Edición y prólogo: Hugo
Giovanetti Viola
PARTE 3
20
Después que colgó el tubo
del teléfono empezó a correr y ni siquiera tomó la precaución de ponerse las
botas o abrigarse. Salió por la cocina, atravesó el jardín, cruzó las últimas
calles y corrió a campo abierto como nunca más pensó que podía volver a
hacerlo, siempre hacia las alturas, hasta que el corazón empezó a patearlo como
un caballo suelto y tuvo que arrodillarse, jadeando. “Y ahora” pensó, “y ahora”.

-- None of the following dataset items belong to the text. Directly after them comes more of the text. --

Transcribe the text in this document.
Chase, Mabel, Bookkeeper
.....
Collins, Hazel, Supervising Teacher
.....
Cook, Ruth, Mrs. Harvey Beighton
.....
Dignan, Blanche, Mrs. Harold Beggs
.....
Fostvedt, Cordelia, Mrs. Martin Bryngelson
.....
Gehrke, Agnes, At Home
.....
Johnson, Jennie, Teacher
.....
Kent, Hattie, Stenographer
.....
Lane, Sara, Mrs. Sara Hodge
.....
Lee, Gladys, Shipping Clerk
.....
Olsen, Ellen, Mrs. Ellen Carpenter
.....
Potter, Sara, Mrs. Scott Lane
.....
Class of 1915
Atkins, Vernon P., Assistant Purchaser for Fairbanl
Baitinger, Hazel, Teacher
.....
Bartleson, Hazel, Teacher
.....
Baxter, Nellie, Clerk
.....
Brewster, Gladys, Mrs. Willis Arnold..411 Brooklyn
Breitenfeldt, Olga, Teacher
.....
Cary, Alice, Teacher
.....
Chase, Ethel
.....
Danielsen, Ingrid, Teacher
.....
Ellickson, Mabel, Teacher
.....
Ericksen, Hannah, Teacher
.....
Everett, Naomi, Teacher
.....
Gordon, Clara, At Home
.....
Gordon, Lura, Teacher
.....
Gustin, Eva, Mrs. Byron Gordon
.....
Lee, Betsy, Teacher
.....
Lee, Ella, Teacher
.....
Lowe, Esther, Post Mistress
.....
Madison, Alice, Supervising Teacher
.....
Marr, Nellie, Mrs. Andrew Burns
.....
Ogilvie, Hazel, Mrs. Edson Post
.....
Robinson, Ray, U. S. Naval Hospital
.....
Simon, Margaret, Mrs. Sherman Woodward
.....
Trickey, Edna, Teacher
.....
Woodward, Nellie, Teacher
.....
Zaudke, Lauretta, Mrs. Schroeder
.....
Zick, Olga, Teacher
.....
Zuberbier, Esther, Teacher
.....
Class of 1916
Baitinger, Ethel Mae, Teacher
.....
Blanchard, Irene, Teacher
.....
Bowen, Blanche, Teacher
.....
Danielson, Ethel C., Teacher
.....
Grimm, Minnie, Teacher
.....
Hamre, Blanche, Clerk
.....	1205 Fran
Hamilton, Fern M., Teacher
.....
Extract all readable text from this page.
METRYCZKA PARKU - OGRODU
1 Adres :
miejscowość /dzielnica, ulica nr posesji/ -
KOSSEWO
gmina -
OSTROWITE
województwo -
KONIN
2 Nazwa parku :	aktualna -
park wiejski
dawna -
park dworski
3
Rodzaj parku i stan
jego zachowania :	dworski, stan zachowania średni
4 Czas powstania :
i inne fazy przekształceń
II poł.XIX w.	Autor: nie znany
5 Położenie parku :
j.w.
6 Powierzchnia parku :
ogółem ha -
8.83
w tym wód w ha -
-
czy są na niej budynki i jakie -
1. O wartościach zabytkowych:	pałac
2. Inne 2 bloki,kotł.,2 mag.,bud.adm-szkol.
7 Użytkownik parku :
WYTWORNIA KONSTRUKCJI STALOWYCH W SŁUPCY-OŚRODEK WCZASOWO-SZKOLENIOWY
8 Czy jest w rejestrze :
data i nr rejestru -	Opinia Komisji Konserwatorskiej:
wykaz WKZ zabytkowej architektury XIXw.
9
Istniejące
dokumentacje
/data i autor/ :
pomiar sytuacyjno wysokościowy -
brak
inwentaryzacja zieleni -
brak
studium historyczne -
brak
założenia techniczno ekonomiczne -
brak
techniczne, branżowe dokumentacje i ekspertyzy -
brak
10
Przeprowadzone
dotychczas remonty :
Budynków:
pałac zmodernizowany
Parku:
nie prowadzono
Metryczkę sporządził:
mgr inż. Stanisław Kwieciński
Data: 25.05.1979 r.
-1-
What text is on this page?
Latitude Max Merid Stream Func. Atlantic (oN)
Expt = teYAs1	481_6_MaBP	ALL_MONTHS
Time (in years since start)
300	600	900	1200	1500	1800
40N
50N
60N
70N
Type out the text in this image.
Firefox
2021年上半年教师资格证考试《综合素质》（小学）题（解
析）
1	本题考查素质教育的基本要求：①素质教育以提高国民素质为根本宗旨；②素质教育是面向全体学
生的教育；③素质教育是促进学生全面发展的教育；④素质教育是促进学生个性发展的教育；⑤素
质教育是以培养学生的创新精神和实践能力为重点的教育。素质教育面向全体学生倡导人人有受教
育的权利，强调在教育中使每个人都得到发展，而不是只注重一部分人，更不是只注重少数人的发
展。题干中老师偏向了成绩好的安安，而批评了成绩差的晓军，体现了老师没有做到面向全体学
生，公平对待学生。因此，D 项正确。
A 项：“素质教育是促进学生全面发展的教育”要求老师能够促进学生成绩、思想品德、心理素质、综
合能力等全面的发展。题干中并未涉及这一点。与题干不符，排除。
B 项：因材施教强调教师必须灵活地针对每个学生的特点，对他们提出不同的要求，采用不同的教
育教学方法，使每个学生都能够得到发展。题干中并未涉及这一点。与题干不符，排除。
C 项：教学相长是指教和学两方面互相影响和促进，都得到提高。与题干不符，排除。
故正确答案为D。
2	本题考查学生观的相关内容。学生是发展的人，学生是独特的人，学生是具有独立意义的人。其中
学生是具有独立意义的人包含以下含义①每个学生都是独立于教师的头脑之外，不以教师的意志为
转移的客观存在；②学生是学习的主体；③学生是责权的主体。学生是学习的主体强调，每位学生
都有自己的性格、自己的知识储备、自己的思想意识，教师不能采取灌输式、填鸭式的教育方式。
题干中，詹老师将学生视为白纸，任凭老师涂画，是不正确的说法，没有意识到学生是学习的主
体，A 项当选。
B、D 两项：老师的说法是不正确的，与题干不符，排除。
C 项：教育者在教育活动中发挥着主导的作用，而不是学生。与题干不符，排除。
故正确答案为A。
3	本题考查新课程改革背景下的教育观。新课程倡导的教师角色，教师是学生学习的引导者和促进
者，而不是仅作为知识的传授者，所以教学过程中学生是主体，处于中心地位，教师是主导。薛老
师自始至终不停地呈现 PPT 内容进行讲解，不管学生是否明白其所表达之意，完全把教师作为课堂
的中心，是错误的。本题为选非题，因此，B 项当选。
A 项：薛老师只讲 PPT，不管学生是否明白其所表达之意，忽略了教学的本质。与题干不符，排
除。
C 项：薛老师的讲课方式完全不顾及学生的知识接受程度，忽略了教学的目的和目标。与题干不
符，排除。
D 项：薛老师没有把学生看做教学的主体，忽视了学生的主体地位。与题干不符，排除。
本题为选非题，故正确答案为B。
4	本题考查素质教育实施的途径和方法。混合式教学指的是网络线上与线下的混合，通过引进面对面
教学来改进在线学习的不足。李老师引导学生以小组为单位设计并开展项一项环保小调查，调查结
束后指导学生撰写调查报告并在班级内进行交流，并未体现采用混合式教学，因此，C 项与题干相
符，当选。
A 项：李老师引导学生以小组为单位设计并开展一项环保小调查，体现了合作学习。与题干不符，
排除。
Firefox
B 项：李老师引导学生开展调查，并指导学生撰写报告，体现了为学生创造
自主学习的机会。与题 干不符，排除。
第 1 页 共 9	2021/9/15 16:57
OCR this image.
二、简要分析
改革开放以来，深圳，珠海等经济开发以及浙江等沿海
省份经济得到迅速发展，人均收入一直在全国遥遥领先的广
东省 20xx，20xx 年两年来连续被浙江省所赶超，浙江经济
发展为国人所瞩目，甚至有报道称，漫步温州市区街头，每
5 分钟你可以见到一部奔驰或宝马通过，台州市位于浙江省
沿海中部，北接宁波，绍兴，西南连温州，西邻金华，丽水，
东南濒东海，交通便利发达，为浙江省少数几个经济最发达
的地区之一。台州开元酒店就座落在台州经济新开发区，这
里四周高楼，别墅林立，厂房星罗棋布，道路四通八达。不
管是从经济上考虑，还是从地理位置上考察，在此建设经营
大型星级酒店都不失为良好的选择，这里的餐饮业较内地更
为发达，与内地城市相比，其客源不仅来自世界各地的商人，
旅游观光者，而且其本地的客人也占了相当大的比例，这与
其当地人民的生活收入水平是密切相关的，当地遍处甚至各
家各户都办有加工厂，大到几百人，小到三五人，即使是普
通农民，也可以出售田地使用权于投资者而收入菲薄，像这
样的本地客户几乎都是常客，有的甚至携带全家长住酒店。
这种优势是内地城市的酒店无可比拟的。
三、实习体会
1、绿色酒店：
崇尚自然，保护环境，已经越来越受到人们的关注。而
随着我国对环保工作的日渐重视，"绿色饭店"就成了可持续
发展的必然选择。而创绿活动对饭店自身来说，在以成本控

Miró hacia el pueblo, donde todos estaban dedicados simplemente a esperar el sábado
de noche, y pensó que poco tiempo después de la reacción provocada por las
noticias y los hechos inesperados continuarían cargando con sus vidas como si
nada hubiese sucedido. Era necesario tener la posibilidad de olvidar, de
perdonarlo todo, de superar hasta lo que es imposible de aceptar y seguir
adelante. Pero él no, ya no más. Había llegado al fin y lo sabía. Ya no quedaba
nada allá abajo que lo hiciera volver, pero tampoco había nada allá arriba ni
en ningún lugar. Sólo el viento, se dijo. Y Ella, la maldita. Y ahora era el
momento de jugarse todo porque Ella lo obligaría a usar de nuevo su poder, lo
sabía, una y otra y otra vez, y él ahora estaba decidido a resistir aunque ya
no importara o aunque ya fuera demasiado tarde.
Cuando decidió pararse,
anguloso y quebradizo, se asombró de la resistencia de su cuerpo obstinado en
continuar arrastrando sus huesos montaña arriba, aunque resultase imposible saber
hasta adónde lo llevaría ni cuál sería el final. Y fue recién entonces que el
frío lo hizo darse cuenta de que apenas llevaba puestos una camisa y un leve
suéter de lana, y después de unos metros tuvo que volver a apoyarse contra un
árbol para recuperar trabajosamente el ritmo de la respiración. El zumbido de
las abejas persistía como una cuerda vibrante, expectante y excitada, mientras
se sentaba y estiraba las piernas viendo encenderse las primeras luces del
pueblo.
Y de golpe recordó la
cara de Cristina, la sonrisa que todavía le ofrecía la ilusión de su felicidad
dormida. Y la cara de Ester, los lentes sin montura que estaban expuestos sobre
la mesa de luz, y aquel olor a talco y a algodón que subía desde las sábanas
junto al perpetuo olor a tabaco que exhalaban la ropa y el bigote gris de su
padre, y cómo él ni se movió y pasó de sueño a sueño sin que se notara un
gesto. Y no era dolor ahora, sino apenas la tristeza de que la despedida no
hubiese podido ser diferente, por lo menos.
“Aunque tarde o temprano
sea inevitable atravesar eso que nadie espera ni quiere” pensó después. “Lo que
nos hace confirmar que venimos sólo para lamentarnos y maldecir y culpar a la
vida que nos dio la luz y la sombra. Porque no somos nada más que eso: una pena
con pies yendo de un lado al otro sin saber cuándo ni cómo nos libraremos o nos
olvidaremos de una vez del dolor”. Entonces contempló la opacidad lechosa
derramando sobre las casas ya desdibujadas y se paró y volvió a correr, hasta
que la oscuridad de la montaña lo cubrió por completo.